Second, it is urgently needed to address the issue of the noisy annotation on 3D data resulting from the complex annotation process. We lead the effort in investigating and finding solutions to this noisy label issue on 3D data. Based on our observations of manual annotation in real-world scenarios and popular datasets, we find that noisy labels on 3D data are unknown, spatially variant, and heavy at both instance and boundary levels. To address this issue, we propose a Point Noise-Adaptive Learning (PNAL) framework. Compared to noise-robust methods on image tasks, our framework is noise-rate blind, to cope with the spatially variant noise rate problem specific to point clouds. Specifically, we propose a point-wise confidence selection to obtain reliable labels from the historical predictions of each point. A cluster-wise label correction is proposed with a voting strategy to generate the best possible label by considering the neighbor correlations. To handle boundary-level label noise, we also propose a variant ”PNAL-boundary” with a progressive boundary label cleaning strategy. Extensive experiments demonstrate its effectiveness on both synthetic and real-world noisy datasets, even with 60% symmetric noise and high-level boundary noise.

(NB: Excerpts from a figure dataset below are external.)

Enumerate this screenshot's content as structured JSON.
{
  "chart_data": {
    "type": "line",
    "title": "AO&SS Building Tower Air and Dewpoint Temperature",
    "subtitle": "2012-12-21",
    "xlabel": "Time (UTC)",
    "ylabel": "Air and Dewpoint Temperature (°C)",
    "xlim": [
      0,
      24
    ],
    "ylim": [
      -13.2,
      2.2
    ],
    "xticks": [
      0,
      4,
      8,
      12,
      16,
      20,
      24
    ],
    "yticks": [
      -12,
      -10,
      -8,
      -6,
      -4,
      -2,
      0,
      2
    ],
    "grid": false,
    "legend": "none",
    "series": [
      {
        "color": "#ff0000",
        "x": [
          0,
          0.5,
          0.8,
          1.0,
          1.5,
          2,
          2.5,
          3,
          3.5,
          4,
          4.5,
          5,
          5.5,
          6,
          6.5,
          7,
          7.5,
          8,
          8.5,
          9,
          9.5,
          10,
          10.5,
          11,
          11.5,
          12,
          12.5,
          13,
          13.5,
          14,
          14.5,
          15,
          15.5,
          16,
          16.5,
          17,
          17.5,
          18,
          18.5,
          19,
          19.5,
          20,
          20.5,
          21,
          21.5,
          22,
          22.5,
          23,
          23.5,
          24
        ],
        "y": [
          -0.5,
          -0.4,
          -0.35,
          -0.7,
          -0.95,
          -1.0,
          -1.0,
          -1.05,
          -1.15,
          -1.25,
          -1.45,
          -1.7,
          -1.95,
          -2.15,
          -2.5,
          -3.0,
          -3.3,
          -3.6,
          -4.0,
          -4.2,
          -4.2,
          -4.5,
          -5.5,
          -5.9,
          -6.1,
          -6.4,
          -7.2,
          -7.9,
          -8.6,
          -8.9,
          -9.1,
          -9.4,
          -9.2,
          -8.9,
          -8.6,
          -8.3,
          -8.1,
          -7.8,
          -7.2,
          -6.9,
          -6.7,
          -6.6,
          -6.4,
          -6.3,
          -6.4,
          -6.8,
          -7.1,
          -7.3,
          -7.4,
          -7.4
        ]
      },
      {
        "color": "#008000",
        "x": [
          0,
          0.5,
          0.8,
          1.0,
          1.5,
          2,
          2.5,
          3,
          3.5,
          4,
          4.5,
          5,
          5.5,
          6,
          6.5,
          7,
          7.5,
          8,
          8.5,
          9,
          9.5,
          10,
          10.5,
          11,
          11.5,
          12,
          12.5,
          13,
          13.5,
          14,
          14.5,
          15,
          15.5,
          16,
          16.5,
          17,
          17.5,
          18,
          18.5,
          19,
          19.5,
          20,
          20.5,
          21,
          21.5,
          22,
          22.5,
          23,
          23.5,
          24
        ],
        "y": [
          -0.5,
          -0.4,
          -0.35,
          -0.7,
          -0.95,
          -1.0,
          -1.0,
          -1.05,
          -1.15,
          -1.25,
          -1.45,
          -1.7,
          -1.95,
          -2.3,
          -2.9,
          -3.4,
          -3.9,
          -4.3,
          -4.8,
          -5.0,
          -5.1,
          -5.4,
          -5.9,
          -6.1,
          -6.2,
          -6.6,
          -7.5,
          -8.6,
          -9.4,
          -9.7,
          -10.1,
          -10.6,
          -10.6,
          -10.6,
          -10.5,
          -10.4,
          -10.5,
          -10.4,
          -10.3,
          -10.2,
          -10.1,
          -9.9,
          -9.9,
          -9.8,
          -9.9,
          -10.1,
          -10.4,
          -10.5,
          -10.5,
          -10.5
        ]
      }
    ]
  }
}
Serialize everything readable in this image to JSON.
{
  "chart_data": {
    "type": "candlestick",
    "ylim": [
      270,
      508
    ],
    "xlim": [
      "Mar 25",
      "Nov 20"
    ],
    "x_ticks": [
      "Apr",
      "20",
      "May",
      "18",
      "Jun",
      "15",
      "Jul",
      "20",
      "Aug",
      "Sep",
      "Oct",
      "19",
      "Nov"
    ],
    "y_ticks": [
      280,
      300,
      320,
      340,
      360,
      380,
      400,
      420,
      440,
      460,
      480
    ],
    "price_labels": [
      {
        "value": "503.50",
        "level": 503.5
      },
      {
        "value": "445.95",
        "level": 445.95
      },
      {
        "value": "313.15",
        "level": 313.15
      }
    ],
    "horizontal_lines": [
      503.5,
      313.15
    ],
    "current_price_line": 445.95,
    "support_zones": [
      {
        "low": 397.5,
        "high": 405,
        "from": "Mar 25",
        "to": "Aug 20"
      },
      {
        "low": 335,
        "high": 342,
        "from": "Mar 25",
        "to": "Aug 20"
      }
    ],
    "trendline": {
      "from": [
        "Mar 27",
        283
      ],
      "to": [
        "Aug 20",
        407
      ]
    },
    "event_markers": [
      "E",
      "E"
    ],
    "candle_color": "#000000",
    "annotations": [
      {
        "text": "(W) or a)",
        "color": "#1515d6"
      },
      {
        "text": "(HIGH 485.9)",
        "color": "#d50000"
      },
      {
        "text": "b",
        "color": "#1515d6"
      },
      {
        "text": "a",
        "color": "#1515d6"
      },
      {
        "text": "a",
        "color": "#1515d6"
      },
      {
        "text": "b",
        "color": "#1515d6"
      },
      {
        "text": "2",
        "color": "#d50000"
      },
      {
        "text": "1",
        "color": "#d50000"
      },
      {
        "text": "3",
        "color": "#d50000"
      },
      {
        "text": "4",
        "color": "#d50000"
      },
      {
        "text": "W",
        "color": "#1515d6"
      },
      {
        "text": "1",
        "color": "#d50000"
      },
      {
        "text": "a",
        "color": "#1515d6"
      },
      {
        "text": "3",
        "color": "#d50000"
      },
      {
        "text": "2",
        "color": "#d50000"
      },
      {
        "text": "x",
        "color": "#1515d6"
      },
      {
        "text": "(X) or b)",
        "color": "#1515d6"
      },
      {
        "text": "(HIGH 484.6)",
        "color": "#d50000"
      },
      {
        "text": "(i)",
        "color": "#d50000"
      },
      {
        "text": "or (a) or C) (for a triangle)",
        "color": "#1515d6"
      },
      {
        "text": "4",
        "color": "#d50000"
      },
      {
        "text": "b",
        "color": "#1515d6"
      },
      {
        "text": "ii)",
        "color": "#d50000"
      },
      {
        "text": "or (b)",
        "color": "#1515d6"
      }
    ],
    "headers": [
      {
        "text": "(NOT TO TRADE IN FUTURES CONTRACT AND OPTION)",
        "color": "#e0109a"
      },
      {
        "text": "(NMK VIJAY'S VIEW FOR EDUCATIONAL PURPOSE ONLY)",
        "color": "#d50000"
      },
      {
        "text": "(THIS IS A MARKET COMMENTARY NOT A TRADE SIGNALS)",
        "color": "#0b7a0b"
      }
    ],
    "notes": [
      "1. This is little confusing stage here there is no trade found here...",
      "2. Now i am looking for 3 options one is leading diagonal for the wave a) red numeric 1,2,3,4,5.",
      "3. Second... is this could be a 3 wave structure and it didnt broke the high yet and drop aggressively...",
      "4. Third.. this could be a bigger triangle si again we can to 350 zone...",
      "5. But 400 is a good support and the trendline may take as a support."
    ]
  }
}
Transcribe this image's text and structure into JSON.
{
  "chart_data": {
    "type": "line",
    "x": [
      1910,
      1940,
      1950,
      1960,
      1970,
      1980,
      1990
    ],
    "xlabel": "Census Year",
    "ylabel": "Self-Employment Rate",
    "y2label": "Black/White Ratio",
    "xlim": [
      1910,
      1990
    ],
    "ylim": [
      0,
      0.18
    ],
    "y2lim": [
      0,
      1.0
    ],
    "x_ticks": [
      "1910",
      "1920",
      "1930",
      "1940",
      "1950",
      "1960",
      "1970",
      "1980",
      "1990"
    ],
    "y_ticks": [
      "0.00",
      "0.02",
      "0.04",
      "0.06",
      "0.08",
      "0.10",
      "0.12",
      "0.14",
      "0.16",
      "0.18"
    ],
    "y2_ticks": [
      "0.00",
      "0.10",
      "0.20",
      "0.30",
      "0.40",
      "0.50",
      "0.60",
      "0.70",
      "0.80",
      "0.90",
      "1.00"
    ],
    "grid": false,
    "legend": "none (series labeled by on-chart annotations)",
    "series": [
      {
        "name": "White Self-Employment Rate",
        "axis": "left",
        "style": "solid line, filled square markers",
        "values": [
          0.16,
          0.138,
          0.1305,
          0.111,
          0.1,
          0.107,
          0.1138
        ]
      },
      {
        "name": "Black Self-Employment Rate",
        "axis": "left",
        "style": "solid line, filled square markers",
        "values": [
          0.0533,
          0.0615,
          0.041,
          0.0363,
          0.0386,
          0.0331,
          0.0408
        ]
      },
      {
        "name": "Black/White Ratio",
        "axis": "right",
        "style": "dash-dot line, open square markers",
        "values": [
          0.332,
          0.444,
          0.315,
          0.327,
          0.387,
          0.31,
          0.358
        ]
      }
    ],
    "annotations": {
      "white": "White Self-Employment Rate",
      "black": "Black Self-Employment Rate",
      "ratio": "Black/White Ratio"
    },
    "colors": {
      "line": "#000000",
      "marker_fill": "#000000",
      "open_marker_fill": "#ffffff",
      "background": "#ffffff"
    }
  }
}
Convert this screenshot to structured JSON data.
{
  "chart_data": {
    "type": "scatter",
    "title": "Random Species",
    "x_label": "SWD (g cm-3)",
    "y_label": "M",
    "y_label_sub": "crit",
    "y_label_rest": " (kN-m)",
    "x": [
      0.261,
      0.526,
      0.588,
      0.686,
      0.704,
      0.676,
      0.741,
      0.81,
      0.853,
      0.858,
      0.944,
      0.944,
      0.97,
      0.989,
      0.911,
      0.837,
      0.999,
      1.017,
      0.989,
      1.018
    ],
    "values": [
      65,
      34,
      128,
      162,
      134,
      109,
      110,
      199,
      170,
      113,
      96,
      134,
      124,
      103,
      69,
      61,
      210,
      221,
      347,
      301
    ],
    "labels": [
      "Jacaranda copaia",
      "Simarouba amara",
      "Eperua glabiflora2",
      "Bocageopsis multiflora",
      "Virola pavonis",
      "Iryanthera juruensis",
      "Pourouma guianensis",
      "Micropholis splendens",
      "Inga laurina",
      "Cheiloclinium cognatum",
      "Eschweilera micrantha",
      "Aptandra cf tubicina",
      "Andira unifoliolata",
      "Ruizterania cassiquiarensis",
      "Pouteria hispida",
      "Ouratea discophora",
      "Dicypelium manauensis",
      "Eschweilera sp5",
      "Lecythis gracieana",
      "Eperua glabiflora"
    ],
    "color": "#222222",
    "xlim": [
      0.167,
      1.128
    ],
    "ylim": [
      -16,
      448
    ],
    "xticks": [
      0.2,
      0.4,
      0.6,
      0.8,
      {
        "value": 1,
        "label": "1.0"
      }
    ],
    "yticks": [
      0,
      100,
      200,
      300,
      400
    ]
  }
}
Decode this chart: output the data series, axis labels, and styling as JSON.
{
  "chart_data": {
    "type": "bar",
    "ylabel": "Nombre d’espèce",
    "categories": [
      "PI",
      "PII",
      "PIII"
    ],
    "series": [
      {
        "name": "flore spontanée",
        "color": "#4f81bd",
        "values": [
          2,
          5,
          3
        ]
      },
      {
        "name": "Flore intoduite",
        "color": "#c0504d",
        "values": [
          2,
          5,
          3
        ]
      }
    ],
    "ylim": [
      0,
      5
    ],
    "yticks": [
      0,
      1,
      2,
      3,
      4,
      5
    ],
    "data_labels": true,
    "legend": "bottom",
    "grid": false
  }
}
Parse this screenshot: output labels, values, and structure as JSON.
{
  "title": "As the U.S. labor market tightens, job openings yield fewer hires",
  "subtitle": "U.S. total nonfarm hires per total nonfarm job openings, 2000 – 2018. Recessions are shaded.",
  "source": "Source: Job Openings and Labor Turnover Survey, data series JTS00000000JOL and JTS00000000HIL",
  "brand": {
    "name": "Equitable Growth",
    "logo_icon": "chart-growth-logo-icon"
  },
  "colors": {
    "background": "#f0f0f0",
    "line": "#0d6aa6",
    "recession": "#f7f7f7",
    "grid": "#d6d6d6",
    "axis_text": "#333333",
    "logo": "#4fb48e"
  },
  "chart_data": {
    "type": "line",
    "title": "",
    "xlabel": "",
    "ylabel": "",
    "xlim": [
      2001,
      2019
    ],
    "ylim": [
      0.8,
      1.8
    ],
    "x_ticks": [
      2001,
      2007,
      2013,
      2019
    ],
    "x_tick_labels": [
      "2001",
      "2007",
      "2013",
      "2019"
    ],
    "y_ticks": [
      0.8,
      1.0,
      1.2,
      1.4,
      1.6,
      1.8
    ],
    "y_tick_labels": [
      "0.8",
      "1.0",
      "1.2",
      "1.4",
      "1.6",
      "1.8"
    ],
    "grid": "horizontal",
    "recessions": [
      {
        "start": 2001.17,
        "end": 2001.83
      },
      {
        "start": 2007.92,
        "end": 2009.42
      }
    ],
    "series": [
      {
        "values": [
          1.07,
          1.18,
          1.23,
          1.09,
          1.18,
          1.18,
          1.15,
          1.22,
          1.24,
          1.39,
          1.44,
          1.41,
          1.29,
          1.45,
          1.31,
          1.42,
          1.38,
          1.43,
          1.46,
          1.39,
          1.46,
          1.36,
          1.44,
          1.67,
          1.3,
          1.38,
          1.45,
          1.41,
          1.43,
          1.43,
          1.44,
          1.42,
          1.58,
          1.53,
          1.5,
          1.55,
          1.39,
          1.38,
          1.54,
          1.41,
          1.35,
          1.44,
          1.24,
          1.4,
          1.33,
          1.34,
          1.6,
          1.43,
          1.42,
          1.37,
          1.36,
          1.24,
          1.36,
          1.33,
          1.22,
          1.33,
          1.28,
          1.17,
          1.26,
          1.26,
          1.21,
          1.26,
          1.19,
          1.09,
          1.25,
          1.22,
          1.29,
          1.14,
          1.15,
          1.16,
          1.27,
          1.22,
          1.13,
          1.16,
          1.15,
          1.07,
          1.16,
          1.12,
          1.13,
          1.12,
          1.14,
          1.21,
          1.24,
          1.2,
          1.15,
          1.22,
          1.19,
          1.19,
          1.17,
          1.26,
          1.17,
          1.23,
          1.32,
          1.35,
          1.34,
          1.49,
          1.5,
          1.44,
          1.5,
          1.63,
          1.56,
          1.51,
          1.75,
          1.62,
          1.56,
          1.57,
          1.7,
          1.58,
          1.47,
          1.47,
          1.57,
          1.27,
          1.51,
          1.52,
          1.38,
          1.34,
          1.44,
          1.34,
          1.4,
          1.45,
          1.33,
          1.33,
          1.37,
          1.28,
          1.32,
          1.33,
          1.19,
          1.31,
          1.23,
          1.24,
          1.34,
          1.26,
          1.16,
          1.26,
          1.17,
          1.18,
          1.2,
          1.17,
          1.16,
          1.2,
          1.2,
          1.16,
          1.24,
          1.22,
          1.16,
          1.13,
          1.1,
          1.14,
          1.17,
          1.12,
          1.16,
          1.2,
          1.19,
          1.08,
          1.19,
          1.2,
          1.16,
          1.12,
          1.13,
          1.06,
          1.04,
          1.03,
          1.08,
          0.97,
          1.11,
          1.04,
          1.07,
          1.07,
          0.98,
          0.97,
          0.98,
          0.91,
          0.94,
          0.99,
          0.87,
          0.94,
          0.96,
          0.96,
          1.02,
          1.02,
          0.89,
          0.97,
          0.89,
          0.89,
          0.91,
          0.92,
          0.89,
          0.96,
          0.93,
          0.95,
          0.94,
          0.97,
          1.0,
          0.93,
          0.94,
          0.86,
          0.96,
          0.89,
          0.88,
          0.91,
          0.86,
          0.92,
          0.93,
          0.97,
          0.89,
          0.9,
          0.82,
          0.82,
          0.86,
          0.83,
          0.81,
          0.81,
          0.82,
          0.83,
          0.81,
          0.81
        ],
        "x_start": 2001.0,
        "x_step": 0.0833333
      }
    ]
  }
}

Third, the major difficulty in 3D-and-Language perception is the lack of available data and annotation. To address this problem, we present the first attempt at 3D question answering (3DQA), with the first large-scale dataset with natural-language questions and free-form answers in 3D environments that is fully human-annotated. We also use several visualizations and experiments to investigate the astonishing diversity of the collected questions and the significant differences between this task from 2D VQA and 3D captioning. Unlike 2D image VQA, 3DQA takes the color point cloud as input and requires both appearance and 3D geometrical comprehension to answer the 3D-related questions. To this end, we propose a novel transformer-based 3DQA framework ”3DQA-TR”, which consists of two encoders to exploit the appearance and geometry information, respectively. Finally, the multi-modal information about the appearance, geometry, and the linguistic question can attend to each other via a 3D-Linguistic Bert to predict the target answers. Extensive experiments on this dataset demonstrate the obvious superiority of our proposed 3DQA framework over existing VQA frameworks, and the effectiveness of our major designs.